А Фома, тихонько посмеиваясь, испытывал жуткое чувство, остро и жгуче
щекотавшее ему сердце какой-то странной, приятной и сладкой боязнью.
Люди на плоту все еще расхаживали, двигаясь медленно, сталкиваясь друг
с другом, помогая одеваться дамам, смеясь и разговаривая, а плот тихонько,
нерешительно повертывался на воде.
-- Ежели их на караван снесет, -- шептал мужик, -- на пыжи ткнутся --
разобьет в дрызг...
-- Молчи... Лодку подашь, догонишь...
-- Вот!.. Все-таки люди.
Довольный, усмехаясь, мужик прыжками бросился по плотам к берегу.
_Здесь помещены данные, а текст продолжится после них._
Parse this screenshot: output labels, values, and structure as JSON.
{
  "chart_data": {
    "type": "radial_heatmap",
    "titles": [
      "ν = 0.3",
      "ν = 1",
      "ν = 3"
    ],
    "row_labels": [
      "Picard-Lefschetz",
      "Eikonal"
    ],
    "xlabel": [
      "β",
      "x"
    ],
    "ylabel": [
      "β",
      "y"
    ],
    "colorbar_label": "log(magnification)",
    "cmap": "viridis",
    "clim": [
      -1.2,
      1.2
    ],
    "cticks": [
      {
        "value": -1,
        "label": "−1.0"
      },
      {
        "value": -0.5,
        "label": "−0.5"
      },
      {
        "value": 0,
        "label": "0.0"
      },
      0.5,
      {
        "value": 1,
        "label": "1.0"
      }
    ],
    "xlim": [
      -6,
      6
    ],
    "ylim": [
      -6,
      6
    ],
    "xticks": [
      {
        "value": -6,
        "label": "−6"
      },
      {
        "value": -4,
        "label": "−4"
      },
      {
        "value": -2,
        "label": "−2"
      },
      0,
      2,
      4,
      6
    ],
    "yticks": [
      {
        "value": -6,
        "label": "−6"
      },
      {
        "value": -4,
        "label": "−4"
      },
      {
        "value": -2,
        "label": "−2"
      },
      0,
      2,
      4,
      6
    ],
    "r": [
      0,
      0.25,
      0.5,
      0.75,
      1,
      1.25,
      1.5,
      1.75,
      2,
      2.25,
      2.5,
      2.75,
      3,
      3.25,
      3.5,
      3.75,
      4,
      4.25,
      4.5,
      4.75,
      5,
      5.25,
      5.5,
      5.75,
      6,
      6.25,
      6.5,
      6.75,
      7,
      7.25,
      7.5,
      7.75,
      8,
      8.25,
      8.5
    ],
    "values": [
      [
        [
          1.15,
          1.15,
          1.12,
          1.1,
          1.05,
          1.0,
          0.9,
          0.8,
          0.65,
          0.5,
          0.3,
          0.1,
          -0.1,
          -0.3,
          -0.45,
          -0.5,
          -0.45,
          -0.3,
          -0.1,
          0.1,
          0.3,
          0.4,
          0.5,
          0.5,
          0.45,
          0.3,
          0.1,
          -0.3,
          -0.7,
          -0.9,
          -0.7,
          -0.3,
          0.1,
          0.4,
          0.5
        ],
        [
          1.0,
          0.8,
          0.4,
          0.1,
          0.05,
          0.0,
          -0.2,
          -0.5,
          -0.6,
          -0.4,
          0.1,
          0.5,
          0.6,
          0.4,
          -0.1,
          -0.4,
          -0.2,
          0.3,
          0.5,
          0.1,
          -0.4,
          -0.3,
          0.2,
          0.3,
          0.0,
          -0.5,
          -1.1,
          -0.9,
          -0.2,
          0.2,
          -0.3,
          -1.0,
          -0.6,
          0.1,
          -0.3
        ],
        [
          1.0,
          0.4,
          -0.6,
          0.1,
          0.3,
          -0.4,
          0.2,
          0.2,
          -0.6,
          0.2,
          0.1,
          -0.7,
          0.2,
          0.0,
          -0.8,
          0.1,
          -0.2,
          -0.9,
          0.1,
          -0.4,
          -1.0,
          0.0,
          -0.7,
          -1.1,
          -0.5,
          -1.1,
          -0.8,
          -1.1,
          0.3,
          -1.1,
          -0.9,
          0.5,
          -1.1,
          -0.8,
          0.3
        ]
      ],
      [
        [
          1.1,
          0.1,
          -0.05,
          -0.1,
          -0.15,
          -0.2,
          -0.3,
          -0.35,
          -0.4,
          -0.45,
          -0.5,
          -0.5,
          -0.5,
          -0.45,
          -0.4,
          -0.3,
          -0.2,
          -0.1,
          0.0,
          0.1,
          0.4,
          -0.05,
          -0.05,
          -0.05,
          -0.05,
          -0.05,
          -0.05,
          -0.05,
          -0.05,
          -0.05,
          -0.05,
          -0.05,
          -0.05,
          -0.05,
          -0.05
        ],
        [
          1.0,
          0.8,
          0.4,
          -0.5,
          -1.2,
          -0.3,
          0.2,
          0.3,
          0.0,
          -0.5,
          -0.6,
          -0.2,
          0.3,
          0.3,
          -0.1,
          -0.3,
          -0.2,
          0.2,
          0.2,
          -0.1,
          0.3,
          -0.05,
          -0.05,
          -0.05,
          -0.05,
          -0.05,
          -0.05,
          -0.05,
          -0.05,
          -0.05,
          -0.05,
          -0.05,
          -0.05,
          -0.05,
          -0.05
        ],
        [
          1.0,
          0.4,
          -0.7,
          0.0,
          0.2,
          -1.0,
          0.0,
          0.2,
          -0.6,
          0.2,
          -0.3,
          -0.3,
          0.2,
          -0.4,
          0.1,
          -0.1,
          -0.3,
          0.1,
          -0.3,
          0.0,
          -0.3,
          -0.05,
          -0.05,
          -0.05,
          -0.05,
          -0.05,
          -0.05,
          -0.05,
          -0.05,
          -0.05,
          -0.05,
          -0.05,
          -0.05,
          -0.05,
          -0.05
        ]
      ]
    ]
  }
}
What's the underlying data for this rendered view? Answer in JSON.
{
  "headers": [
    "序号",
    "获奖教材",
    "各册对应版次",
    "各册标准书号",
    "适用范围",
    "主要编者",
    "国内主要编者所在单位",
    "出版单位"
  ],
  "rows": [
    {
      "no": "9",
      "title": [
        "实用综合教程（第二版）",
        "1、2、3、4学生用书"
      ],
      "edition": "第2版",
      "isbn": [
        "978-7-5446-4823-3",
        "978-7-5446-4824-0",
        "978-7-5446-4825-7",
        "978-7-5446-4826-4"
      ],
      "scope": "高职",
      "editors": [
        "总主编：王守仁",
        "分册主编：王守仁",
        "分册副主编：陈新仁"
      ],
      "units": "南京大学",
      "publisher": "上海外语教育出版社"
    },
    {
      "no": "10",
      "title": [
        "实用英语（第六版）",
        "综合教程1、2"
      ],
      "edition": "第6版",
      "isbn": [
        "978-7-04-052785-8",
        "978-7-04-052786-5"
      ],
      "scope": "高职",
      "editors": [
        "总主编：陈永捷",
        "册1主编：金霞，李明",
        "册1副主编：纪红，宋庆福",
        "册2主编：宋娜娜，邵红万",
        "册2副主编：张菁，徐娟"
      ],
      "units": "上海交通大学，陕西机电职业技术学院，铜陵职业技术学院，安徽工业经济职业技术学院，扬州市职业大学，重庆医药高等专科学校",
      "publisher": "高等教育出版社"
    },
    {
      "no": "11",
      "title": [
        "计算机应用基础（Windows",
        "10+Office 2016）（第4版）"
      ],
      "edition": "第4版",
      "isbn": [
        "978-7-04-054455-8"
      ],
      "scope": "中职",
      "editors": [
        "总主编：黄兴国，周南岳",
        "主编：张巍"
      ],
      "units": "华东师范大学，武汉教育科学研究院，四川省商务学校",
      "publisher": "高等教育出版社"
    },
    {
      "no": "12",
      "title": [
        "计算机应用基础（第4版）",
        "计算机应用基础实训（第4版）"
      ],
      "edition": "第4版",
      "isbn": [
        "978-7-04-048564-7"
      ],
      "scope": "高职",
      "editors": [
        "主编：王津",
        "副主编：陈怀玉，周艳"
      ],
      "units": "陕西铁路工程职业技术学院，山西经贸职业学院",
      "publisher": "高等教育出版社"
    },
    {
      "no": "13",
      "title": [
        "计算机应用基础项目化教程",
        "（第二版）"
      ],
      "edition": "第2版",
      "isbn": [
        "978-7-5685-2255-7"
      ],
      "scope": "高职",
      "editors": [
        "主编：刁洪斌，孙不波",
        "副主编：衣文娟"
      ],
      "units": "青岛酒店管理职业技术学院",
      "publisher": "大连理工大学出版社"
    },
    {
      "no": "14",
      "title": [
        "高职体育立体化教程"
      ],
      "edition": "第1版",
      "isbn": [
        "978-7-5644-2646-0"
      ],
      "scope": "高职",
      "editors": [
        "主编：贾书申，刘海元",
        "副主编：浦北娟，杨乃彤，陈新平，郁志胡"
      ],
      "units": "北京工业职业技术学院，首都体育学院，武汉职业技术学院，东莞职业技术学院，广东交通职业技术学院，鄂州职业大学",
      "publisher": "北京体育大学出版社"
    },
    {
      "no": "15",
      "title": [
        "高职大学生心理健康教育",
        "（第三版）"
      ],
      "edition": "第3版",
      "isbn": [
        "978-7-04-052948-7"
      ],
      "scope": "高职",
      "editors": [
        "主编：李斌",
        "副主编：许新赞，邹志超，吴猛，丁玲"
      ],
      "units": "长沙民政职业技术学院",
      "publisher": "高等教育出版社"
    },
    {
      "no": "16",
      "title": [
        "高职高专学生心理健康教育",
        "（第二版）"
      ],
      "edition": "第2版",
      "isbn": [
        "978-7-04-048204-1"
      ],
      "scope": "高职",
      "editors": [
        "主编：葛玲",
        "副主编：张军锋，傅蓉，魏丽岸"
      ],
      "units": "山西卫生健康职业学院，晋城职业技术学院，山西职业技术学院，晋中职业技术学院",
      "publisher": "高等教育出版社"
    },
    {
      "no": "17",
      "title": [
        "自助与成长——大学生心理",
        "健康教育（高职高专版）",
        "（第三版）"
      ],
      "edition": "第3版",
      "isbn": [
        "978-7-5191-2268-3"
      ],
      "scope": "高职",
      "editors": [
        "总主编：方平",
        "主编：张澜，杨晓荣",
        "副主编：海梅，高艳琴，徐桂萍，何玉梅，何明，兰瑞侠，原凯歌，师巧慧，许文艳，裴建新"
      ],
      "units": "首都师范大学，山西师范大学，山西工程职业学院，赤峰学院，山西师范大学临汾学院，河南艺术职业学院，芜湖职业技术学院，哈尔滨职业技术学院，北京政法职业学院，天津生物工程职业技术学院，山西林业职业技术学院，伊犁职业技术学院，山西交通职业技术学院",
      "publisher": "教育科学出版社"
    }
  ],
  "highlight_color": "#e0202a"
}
Фома
стоял над водой, и ему страстно хотелось крикнуть что-нибудь, но он
удерживался, желая, чтобы плот отплыл подальше и эти пьяные люди не могли
перепрыгнуть с него на причаленные звенья. Он ощущал приятное, ласкавшее его
чувство, видя, как плот тихо колеблется на воде и уходит от него с каждой
секундой все дальше. Вместе с людьми на плоту из груди его как бы уплывало
все тяжелое и темное, чем он наполнил ее за это время. Он вдыхал свежий
воздух и вместе с ним что-то здоровое, отрезвляющее его голову. На самом
краю уплывавшего плота стояла спиной к Фоме Саша; он смотрел на ее красивую
фигуру и невольно вспоминал о Медынской. Та была меньше ростом...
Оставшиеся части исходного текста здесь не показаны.